1. On March 13, 1980, Smedley gave the Glausers a warranty deed to the Salmon property. Despite plaintiffs' argument to the contrary, the trial court concluded this was not intended to be a conveyance but rather was given as security for the performance of Smedley's obligations. We see no basis on which to disturb this determination.

2. Extrinsic evidence may still be admissible, even if an agreement is found to be integrated, but only in the very limited situations where it is needed to clarify--not contradict--any ambiguous terms in the agreement. See Hall, 890 P.2d at 1026-27. This exception does not apply to this case because Smedley seeks to materially alter, not merely clarify, the terms of the 1979 agreement. Indeed, Smedley never argues that the 1979 agreement is in any way ambiguous as to the absolute nature of the conveyance. He instead argues that parol evidence should always be allowed to show that a deed, absolute on its face, was given for security purposes.

3. Although there was some question at trial as to the exact amount of land that was conveyed to Isley by the Glausers, both sides agree on appeal that the amount was 24 acres.

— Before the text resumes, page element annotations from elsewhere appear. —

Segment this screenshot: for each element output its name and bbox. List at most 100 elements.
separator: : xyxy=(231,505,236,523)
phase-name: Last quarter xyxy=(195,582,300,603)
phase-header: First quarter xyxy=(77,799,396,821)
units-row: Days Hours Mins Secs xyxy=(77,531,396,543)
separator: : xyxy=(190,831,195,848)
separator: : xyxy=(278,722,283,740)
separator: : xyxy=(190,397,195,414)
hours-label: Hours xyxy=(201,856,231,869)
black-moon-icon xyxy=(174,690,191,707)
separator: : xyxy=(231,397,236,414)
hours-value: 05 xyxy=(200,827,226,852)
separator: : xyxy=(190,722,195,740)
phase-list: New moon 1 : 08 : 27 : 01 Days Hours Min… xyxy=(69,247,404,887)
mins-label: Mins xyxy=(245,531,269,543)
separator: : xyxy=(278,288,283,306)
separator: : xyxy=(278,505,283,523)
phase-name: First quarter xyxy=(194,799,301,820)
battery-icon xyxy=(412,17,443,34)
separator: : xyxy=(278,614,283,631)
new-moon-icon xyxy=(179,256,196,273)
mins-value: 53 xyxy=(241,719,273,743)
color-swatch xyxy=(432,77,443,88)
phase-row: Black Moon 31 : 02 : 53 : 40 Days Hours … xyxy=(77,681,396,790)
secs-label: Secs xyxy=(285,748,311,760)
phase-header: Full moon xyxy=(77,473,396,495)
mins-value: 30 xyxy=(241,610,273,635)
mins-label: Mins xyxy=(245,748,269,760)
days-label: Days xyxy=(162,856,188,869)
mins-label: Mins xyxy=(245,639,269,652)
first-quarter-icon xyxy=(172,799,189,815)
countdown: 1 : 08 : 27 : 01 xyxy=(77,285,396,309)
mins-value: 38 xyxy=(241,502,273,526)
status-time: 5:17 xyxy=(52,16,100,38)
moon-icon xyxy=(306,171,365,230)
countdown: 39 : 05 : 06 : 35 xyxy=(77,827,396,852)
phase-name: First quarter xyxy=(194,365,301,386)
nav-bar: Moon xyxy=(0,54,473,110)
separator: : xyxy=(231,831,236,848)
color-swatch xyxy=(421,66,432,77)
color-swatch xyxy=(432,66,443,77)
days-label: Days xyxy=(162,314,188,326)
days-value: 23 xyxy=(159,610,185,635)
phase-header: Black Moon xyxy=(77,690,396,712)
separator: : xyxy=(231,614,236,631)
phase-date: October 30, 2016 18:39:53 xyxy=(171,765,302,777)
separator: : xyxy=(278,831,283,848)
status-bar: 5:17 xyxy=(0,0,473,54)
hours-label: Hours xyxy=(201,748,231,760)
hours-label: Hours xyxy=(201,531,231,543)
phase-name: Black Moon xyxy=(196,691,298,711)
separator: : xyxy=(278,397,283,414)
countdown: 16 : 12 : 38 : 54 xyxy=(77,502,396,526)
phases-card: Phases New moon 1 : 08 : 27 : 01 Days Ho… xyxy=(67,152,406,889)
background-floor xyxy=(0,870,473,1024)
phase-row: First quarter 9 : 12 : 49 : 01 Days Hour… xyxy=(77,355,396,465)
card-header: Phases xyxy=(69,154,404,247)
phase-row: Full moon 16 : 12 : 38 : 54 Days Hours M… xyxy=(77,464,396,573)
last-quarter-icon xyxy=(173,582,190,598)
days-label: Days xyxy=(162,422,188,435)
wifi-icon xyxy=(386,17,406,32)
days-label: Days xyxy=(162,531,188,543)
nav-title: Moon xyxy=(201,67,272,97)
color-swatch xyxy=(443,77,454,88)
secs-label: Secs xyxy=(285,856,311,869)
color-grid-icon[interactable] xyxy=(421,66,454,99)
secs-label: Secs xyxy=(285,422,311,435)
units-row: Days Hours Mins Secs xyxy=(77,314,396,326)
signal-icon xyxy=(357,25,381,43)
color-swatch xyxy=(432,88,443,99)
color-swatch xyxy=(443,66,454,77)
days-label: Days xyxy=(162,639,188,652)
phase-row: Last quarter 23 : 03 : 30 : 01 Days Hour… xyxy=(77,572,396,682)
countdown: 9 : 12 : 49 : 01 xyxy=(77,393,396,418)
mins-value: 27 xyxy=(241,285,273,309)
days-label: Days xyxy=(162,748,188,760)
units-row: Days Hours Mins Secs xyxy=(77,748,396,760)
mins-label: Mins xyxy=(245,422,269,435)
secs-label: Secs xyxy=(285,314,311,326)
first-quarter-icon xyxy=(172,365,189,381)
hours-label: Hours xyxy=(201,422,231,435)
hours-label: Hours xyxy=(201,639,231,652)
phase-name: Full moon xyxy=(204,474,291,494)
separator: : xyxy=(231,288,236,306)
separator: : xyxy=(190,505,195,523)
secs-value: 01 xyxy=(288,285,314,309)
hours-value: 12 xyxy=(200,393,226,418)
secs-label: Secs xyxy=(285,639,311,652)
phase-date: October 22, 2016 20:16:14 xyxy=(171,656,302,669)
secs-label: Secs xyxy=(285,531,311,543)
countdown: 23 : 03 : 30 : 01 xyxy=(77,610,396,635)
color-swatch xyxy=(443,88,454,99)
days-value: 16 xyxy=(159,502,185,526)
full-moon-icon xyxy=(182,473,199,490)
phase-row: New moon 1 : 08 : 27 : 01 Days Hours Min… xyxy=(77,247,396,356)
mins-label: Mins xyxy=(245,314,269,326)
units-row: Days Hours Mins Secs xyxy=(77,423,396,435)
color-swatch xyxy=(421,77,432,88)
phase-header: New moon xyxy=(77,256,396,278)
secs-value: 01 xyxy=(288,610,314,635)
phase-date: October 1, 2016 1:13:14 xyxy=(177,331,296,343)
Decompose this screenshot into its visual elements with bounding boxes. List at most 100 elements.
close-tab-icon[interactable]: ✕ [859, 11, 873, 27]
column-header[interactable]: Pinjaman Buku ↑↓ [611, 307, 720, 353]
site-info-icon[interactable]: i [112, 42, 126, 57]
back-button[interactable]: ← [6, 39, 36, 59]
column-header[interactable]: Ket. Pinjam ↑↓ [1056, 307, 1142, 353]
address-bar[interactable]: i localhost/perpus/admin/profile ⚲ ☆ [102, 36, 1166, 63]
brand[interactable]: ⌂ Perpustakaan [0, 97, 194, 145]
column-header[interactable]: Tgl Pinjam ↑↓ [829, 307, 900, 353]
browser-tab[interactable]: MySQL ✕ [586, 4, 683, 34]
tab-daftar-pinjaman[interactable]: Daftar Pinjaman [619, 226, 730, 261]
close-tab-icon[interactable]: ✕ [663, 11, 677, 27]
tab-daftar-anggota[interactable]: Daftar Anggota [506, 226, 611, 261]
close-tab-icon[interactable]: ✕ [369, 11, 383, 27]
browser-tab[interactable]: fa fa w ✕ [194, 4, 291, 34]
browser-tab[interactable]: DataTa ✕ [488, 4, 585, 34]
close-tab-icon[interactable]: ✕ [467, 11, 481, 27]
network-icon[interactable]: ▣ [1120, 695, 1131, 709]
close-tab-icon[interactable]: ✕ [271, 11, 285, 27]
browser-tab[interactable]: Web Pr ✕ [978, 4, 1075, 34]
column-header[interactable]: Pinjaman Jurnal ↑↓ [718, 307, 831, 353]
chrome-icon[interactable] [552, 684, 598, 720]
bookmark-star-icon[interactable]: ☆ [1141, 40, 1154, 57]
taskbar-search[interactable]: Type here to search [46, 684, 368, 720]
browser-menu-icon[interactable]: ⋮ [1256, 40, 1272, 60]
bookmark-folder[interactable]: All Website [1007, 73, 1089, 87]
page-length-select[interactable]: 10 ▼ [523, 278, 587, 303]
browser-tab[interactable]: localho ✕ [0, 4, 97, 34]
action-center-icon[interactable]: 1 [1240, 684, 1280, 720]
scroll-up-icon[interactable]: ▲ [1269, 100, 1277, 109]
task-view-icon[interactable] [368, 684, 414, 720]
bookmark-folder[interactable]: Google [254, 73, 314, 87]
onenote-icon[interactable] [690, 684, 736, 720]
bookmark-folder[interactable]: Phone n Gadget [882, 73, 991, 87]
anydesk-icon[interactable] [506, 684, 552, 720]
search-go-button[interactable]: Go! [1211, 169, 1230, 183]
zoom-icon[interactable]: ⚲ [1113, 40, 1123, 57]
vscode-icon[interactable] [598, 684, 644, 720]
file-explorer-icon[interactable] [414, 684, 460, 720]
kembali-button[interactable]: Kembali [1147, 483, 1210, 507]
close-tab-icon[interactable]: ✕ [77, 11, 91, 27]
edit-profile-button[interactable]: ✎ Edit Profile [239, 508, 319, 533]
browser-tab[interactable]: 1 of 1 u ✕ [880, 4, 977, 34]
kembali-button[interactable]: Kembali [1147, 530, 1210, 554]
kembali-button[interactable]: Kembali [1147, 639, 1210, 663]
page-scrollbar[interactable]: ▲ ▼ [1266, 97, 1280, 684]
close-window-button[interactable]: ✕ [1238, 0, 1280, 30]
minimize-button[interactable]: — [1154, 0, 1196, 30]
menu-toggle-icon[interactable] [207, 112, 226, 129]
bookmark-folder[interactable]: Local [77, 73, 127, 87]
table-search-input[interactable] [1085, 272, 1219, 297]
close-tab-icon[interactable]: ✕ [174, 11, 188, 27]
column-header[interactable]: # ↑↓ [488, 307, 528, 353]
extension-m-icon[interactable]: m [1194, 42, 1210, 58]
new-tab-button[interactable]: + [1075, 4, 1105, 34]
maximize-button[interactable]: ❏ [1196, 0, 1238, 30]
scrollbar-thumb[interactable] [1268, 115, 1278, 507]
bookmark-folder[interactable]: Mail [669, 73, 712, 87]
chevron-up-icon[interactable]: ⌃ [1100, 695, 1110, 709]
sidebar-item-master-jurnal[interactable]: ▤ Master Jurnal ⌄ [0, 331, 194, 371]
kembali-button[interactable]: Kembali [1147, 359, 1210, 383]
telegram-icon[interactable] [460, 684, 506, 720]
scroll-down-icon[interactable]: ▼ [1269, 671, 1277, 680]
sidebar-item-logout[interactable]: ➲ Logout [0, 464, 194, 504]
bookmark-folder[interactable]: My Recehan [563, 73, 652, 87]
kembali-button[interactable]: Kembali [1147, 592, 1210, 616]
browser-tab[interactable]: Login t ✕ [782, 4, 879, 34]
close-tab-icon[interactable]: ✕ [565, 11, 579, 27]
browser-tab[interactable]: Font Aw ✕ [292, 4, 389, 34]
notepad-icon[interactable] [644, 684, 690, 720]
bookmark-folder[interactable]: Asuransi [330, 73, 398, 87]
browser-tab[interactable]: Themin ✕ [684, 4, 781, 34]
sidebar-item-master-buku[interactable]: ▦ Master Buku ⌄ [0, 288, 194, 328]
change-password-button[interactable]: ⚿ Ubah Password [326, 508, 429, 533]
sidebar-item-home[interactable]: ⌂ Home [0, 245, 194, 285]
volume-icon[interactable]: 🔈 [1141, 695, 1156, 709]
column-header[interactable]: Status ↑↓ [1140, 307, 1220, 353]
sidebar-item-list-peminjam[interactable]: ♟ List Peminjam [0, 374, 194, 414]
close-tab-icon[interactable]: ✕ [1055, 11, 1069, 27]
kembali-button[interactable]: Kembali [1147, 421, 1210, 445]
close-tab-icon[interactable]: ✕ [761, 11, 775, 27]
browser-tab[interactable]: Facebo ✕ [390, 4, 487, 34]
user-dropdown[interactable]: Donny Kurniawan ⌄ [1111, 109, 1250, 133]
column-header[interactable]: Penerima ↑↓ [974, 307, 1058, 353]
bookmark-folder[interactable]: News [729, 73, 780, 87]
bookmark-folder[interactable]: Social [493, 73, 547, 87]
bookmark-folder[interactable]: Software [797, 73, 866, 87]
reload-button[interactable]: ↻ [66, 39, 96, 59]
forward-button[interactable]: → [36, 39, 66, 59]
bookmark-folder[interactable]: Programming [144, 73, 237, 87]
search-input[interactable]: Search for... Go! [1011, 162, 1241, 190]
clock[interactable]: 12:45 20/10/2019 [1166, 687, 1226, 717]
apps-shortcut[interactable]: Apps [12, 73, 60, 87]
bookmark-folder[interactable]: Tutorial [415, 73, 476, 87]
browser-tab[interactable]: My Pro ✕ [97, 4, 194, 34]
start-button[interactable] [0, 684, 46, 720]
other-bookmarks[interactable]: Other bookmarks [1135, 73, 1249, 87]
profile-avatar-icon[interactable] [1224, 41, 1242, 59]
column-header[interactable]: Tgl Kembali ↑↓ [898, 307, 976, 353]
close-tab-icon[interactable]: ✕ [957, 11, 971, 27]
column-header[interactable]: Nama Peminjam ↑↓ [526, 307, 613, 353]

4. There is no inconsistency in the trial court's permitting Smedley to testify that the deed to the Salmon property was intended to be for security only, while precluding him from similarly testifying as to the storage shed property. This is explained by the fact that what was intended by the deed to the storage shed property is best determined by the parties' extensive and contemporaneous written agreement, while no such written agreement paralleled the Salmon property deed, making recourse to parol evidence necessary once it was claimed the deed to the Salmon property was not really intended to effect an absolute conveyance.